I'm calling a zip utility from powershell and having a difficult time getting its parameters straight. Here's the code:

    if (-not (test-path "C:Program Files (x86)7-Zip7z.exe")) {throw "C:Program Files (x86)7-Zip7z.exe needed"} 
    set-alias sz "C:Program Files (x86)7-Zip7z.exe" 

    $argument_1 = "c:	empDeployTemp"
    $argument_0 = "c:	empReleaseWeb_Feature_2012R10_1_1112.prod.com.zip"

    sz x $argument_0 -o$argument_1

问题是 7zip 可执行文件调用从字面上提取到名为 $argument_1 的目录，而不是存储在字符串中的实际值.我试过以几种方式逃避价值，但没有运气.不幸的是，7zip "-o" 标志在它和输出目录之间不能有空格...

The problem is the 7zip executable call literally extracts to a directory named $argument_1, instead of the actual value stored in the string.

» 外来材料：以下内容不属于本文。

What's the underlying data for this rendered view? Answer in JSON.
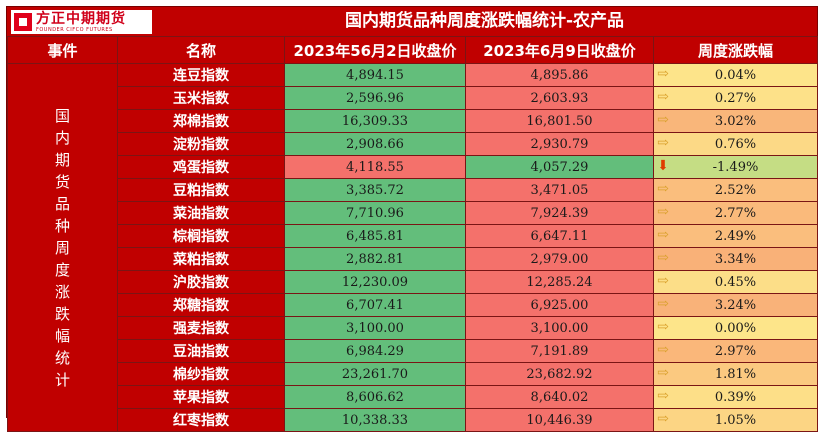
{
  "logo": {
    "cn": "方正中期期货",
    "en": "FOUNDER CIFCO FUTURES"
  },
  "title": "国内期货品种周度涨跌幅统计-农产品",
  "headers": {
    "event": "事件",
    "name": "名称",
    "close1": "2023年56月2日收盘价",
    "close2": "2023年6月9日收盘价",
    "change": "周度涨跌幅"
  },
  "event_label": "国内期货品种周度涨跌幅统计",
  "colors": {
    "header_red": "#c00000",
    "price_up_red": "#f4716b",
    "price_down_green": "#63be7b",
    "change_high": "#f9b47a",
    "change_low": "#fde58a",
    "change_neg": "#c5dd84"
  },
  "rows": [
    {
      "name": "连豆指数",
      "close1": "4,894.15",
      "close2": "4,895.86",
      "change": "0.04%",
      "dir": "flat",
      "icon": "arrow-right-icon"
    },
    {
      "name": "玉米指数",
      "close1": "2,596.96",
      "close2": "2,603.93",
      "change": "0.27%",
      "dir": "flat",
      "icon": "arrow-right-icon"
    },
    {
      "name": "郑棉指数",
      "close1": "16,309.33",
      "close2": "16,801.50",
      "change": "3.02%",
      "dir": "flat",
      "icon": "arrow-right-icon"
    },
    {
      "name": "淀粉指数",
      "close1": "2,908.66",
      "close2": "2,930.79",
      "change": "0.76%",
      "dir": "flat",
      "icon": "arrow-right-icon"
    },
    {
      "name": "鸡蛋指数",
      "close1": "4,118.55",
      "close2": "4,057.29",
      "change": "-1.49%",
      "dir": "down",
      "icon": "arrow-down-icon"
    },
    {
      "name": "豆粕指数",
      "close1": "3,385.72",
      "close2": "3,471.05",
      "change": "2.52%",
      "dir": "flat",
      "icon": "arrow-right-icon"
    },
    {
      "name": "菜油指数",
      "close1": "7,710.96",
      "close2": "7,924.39",
      "change": "2.77%",
      "dir": "flat",
      "icon": "arrow-right-icon"
    },
    {
      "name": "棕榈指数",
      "close1": "6,485.81",
      "close2": "6,647.11",
      "change": "2.49%",
      "dir": "flat",
      "icon": "arrow-right-icon"
    },
    {
      "name": "菜粕指数",
      "close1": "2,882.81",
      "close2": "2,979.00",
      "change": "3.34%",
      "dir": "flat",
      "icon": "arrow-right-icon"
    },
    {
      "name": "沪胶指数",
      "close1": "12,230.09",
      "close2": "12,285.24",
      "change": "0.45%",
      "dir": "flat",
      "icon": "arrow-right-icon"
    },
    {
      "name": "郑糖指数",
      "close1": "6,707.41",
      "close2": "6,925.00",
      "change": "3.24%",
      "dir": "flat",
      "icon": "arrow-right-icon"
    },
    {
      "name": "强麦指数",
      "close1": "3,100.00",
      "close2": "3,100.00",
      "change": "0.00%",
      "dir": "flat",
      "icon": "arrow-right-icon"
    },
    {
      "name": "豆油指数",
      "close1": "6,984.29",
      "close2": "7,191.89",
      "change": "2.97%",
      "dir": "flat",
      "icon": "arrow-right-icon"
    },
    {
      "name": "棉纱指数",
      "close1": "23,261.70",
      "close2": "23,682.92",
      "change": "1.81%",
      "dir": "flat",
      "icon": "arrow-right-icon"
    },
    {
      "name": "苹果指数",
      "close1": "8,606.62",
      "close2": "8,640.02",
      "change": "0.39%",
      "dir": "flat",
      "icon": "arrow-right-icon"
    },
    {
      "name": "红枣指数",
      "close1": "10,338.33",
      "close2": "10,446.39",
      "change": "1.05%",
      "dir": "flat",
      "icon": "arrow-right-icon"
    }
  ]
}
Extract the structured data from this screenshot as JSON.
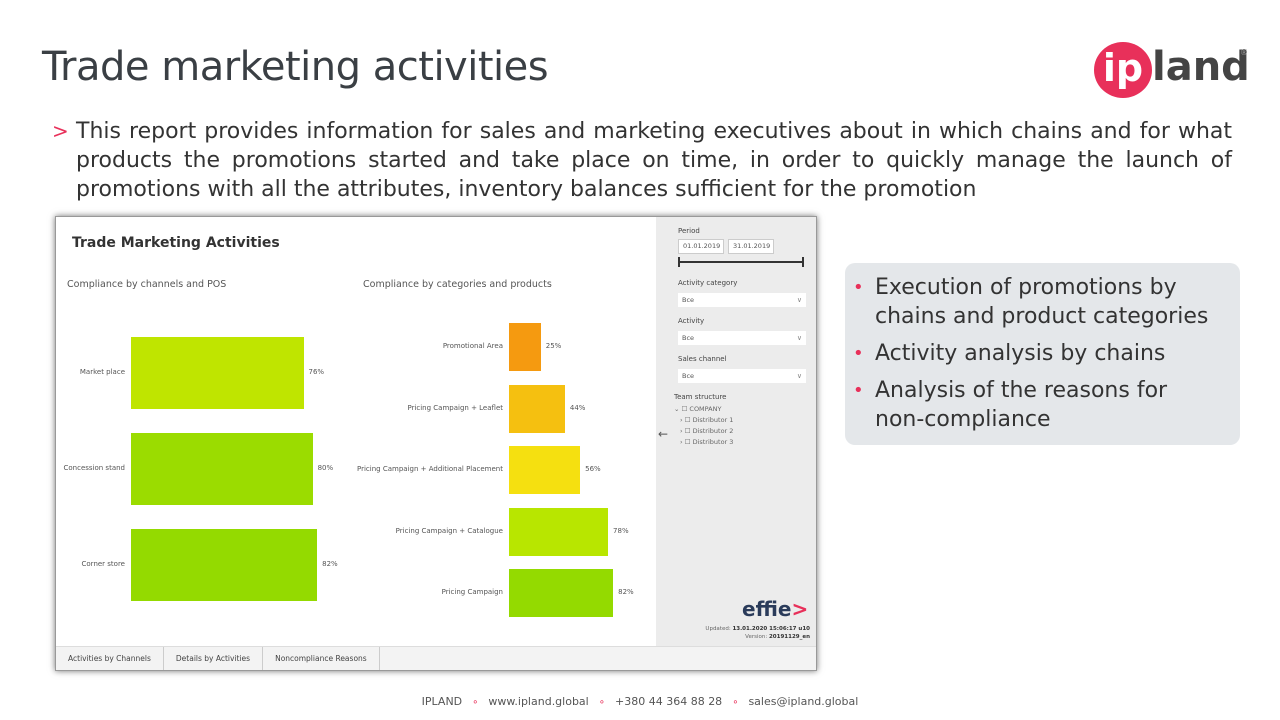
{
  "slide": {
    "title": "Trade marketing activities",
    "intro": "This report provides information for sales and marketing executives about in which chains and for what products the promotions started and take place on time, in order to quickly manage the launch of promotions with all the attributes, inventory balances sufficient for the promotion",
    "logo": {
      "prefix": "ip",
      "rest": "land",
      "reg": "®"
    }
  },
  "report": {
    "title": "Trade Marketing Activities",
    "tabs": [
      "Activities by Channels",
      "Details by Activities",
      "Noncompliance Reasons"
    ],
    "filters": {
      "period_label": "Period",
      "date_from": "01.01.2019",
      "date_to": "31.01.2019",
      "activity_category_label": "Activity category",
      "activity_category_value": "Все",
      "activity_label": "Activity",
      "activity_value": "Все",
      "sales_channel_label": "Sales channel",
      "sales_channel_value": "Все",
      "team_structure_label": "Team structure",
      "tree": [
        "COMPANY",
        "Distributor 1",
        "Distributor 2",
        "Distributor 3"
      ]
    },
    "brand": {
      "name": "effie",
      "arrow": ">"
    },
    "updated_label": "Updated:",
    "updated_value": "13.01.2020 15:06:17 u10",
    "version_label": "Version:",
    "version_value": "20191129_en"
  },
  "chart_data": [
    {
      "type": "bar",
      "orientation": "horizontal",
      "title": "Compliance by channels and POS",
      "categories": [
        "Market place",
        "Concession stand",
        "Corner store"
      ],
      "values": [
        76,
        80,
        82
      ],
      "value_labels": [
        "76%",
        "80%",
        "82%"
      ],
      "colors": [
        "#bfe500",
        "#9bdc00",
        "#94da00"
      ]
    },
    {
      "type": "bar",
      "orientation": "horizontal",
      "title": "Compliance by categories and products",
      "categories": [
        "Promotional Area",
        "Pricing Campaign + Leaflet",
        "Pricing Campaign + Additional Placement",
        "Pricing Campaign + Catalogue",
        "Pricing Campaign"
      ],
      "values": [
        25,
        44,
        56,
        78,
        82
      ],
      "value_labels": [
        "25%",
        "44%",
        "56%",
        "78%",
        "82%"
      ],
      "colors": [
        "#f59a10",
        "#f5c010",
        "#f5e010",
        "#b8e600",
        "#94da00"
      ]
    }
  ],
  "bullets": [
    "Execution of promotions by chains and product categories",
    "Activity analysis by chains",
    "Analysis of the reasons for non-compliance"
  ],
  "footer": {
    "company": "IPLAND",
    "website": "www.ipland.global",
    "phone": "+380 44 364 88 28",
    "email": "sales@ipland.global"
  }
}
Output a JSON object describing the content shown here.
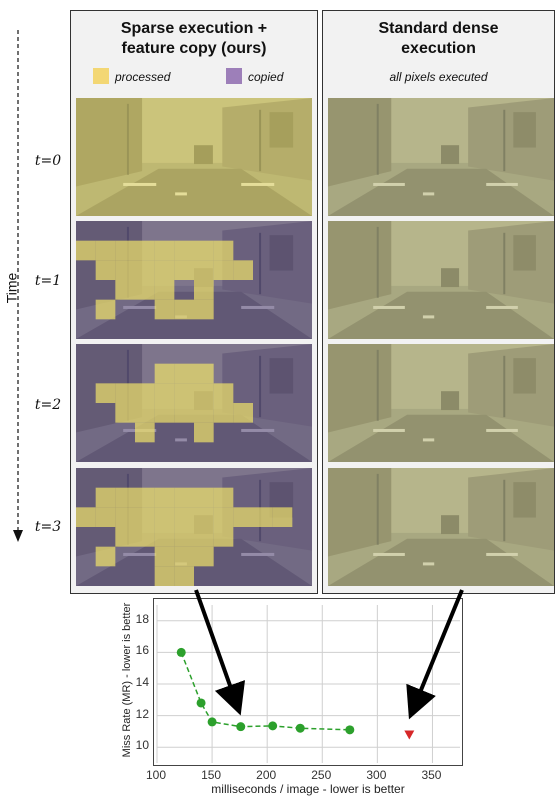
{
  "panels": {
    "left": {
      "title_line1": "Sparse execution +",
      "title_line2": "feature copy (ours)",
      "legend": [
        {
          "label": "processed",
          "color": "#f3d774"
        },
        {
          "label": "copied",
          "color": "#9d7fb9"
        }
      ]
    },
    "right": {
      "title_line1": "Standard  dense",
      "title_line2": "execution",
      "caption": "all pixels executed"
    }
  },
  "time": {
    "axis_label": "Time",
    "steps": [
      "t=0",
      "t=1",
      "t=2",
      "t=3"
    ]
  },
  "colors": {
    "processed_tint": "#f0e36a",
    "copied_tint": "#5d4f8c",
    "dense_tint": "#c9c98a",
    "series_green": "#2ca02c",
    "marker_red": "#d62728"
  },
  "chart_data": {
    "type": "scatter",
    "xlabel": "milliseconds / image - lower is better",
    "ylabel": "Miss Rate (MR) - lower is better",
    "xlim": [
      100,
      375
    ],
    "ylim": [
      9,
      19
    ],
    "xticks": [
      100,
      150,
      200,
      250,
      300,
      350
    ],
    "yticks": [
      10,
      12,
      14,
      16,
      18
    ],
    "grid": true,
    "series": [
      {
        "marker": "circle",
        "color": "#2ca02c",
        "line": "dashed",
        "x": [
          122,
          140,
          150,
          176,
          205,
          230,
          275
        ],
        "y": [
          16.0,
          12.8,
          11.6,
          11.3,
          11.35,
          11.2,
          11.1
        ]
      },
      {
        "marker": "triangle-down",
        "color": "#d62728",
        "line": "none",
        "x": [
          329
        ],
        "y": [
          10.8
        ]
      }
    ]
  }
}
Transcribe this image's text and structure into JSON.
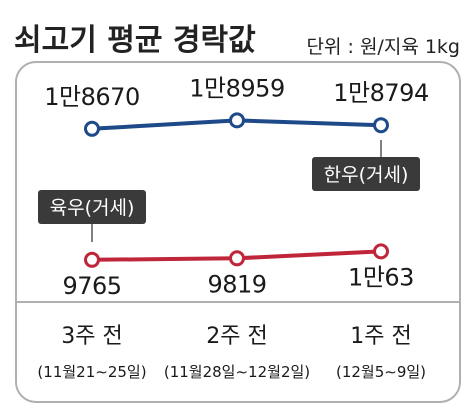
{
  "title": "쇠고기 평균 경락값",
  "unit": "단위 : 원/지육 1kg",
  "chart_data": {
    "type": "line",
    "categories": [
      {
        "period": "3주 전",
        "range": "(11월21∼25일)"
      },
      {
        "period": "2주 전",
        "range": "(11월28일∼12월2일)"
      },
      {
        "period": "1주 전",
        "range": "(12월5∼9일)"
      }
    ],
    "series": [
      {
        "name": "한우(거세)",
        "values": [
          18670,
          18959,
          18794
        ],
        "labels": [
          "1만8670",
          "1만8959",
          "1만8794"
        ],
        "color": "#1f4a8a"
      },
      {
        "name": "육우(거세)",
        "values": [
          9765,
          9819,
          10063
        ],
        "labels": [
          "9765",
          "9819",
          "1만63"
        ],
        "color": "#c0263a"
      }
    ]
  },
  "colors": {
    "frame": "#b0b0b0",
    "tag_bg": "#3a3a3a"
  }
}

I've tried escaping the value in a few ways but without luck. Unfortunately the 7zip "-o" flag can't have a space between it and the output directory...

推荐答案

试试这个:

& "$sz" x $argument_0 "-o$argument_1"

&符号告诉 PowerShell 更像 CMD.exe 那样处理表达式，但仍然允许变量扩展(以 $ 开头的标记).

The ampersand tells PowerShell to treat the expression more like CMD.exe would, but still allow for the variable expansion (tokens that start with a $).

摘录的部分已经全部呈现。